All this contributed to the sharp increase in steel prices. According to DM BDM calculations, in the last week alone, cold-formed sections increased by 74 percent, sheets by 51 percent, and ribbed bars by 40 percent. In the case of metal sheets, prices are as much as 228 percent higher. than last year, and the prices of bars during the year jumped by 195%.
– Price increases are caused by the war in Ukraine, as Russia and Ukraine are significant producers and exporters of steel and iron ore, used in the production of steel using the blast furnace method. There have been reports on the Polish market that steel producers and distributors have suspended their offers due to unprecedented price volatility, comments Krystian Brymora, DM BDM analyst.
Erste Group analyst Jakub Szkopek emphasizes that the waiting times for steel have also shifted significantly – from 4-5 weeks to 5-6 weeks. Moreover, the price of coking coal used in metallurgy increased drastically – from USD 430 to 670 / t. Conversely, the rates of scrap used in electric steel mills increased from $ 500 to about $ 700 / t.
Read also in BUSINESS INSIDER
–
– The war in Ukraine completely changed the situation on the steel market in Europe. Russia and Ukraine are big players in our region. So today we have a situation where some Ukrainian steel plants have suspended production, and all of them have frozen exports of products abroad. On the other hand, European industry has been reluctant to place orders with Russian producers since the outbreak of the war for political, image and sanctions reasons, explains Szkopek.
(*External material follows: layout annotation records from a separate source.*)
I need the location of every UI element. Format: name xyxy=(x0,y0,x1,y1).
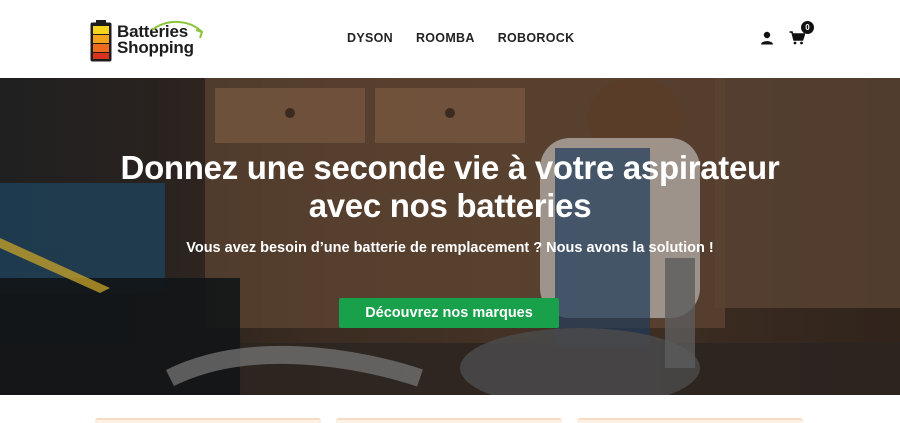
hero-title-line1: Donnez une seconde vie à votre aspirateu… xyxy=(120,149,780,186)
main-nav: DYSON ROOMBA ROBOROCK xyxy=(347,31,574,45)
brand-card[interactable] xyxy=(95,418,321,423)
user-icon[interactable] xyxy=(760,31,774,45)
brand-cards-strip xyxy=(0,395,900,423)
brand-logo[interactable]: Batteries Shopping xyxy=(90,20,205,62)
cart-icon[interactable] xyxy=(789,31,805,45)
brand-card[interactable] xyxy=(336,418,562,423)
hero-subtitle: Vous avez besoin d’une batterie de rempl… xyxy=(186,240,714,256)
hero-background-image xyxy=(0,78,900,395)
site-header: Batteries Shopping DYSON ROOMBA ROBOROCK… xyxy=(0,0,900,78)
nav-item-dyson[interactable]: DYSON xyxy=(347,31,393,45)
hero-title: Donnez une seconde vie à votre aspirateu… xyxy=(0,149,900,225)
nav-item-roomba[interactable]: ROOMBA xyxy=(416,31,475,45)
brand-card[interactable] xyxy=(577,418,803,423)
brand-name-line2: Shopping xyxy=(117,38,194,57)
discover-brands-button[interactable]: Découvrez nos marques xyxy=(339,298,559,328)
hero-title-line2: avec nos batteries xyxy=(308,187,592,224)
cart-count-badge: 0 xyxy=(801,21,814,34)
nav-item-roborock[interactable]: ROBOROCK xyxy=(498,31,575,45)
swoosh-icon xyxy=(151,21,204,39)
battery-logo-icon xyxy=(90,20,112,62)
hero-banner: Donnez une seconde vie à votre aspirateu… xyxy=(0,78,900,395)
As a result, steel prices in Europe began to go crazy. – Especially since Russian products were cheap. In addition, the European steel industry also heavily used Russian coking coal and now must quickly look for alternative supplies, fearing a possible embargo on the import of this raw material, emphasizes Szkopek.
Problems in construction
The more expensive steel will affect all recipients of this product. Moreover, according to analysts, prices will continue to rise.
– This is not the end of the increases. In my opinion, this is just the beginning of the increases, because European steel producers will not be able to meet the growing demand on the domestic market. Although the situation of the demand for steel in the automotive industry looks weaker, we are entering a high season in the construction industry, which is a major recipient of steel products. Perturbation will not be avoided by automotive and construction companies, companies producing household appliances or carrying out railway investments. I am concerned whether they are prepared for such a large increase in costs – underlines Szkopek.
Polish construction it is already getting ready for hard times. The Polish Association of Construction Employers, among the greatest challenges facing the industry after the outbreak of the war in Ukraine, lists, inter alia, the outflow of workers from Ukraine, but also a shortage of steel products and further increases in material prices. As a consequence, this organization sees the risk of a wave of bankruptcies of construction companies and a slowdown in investments.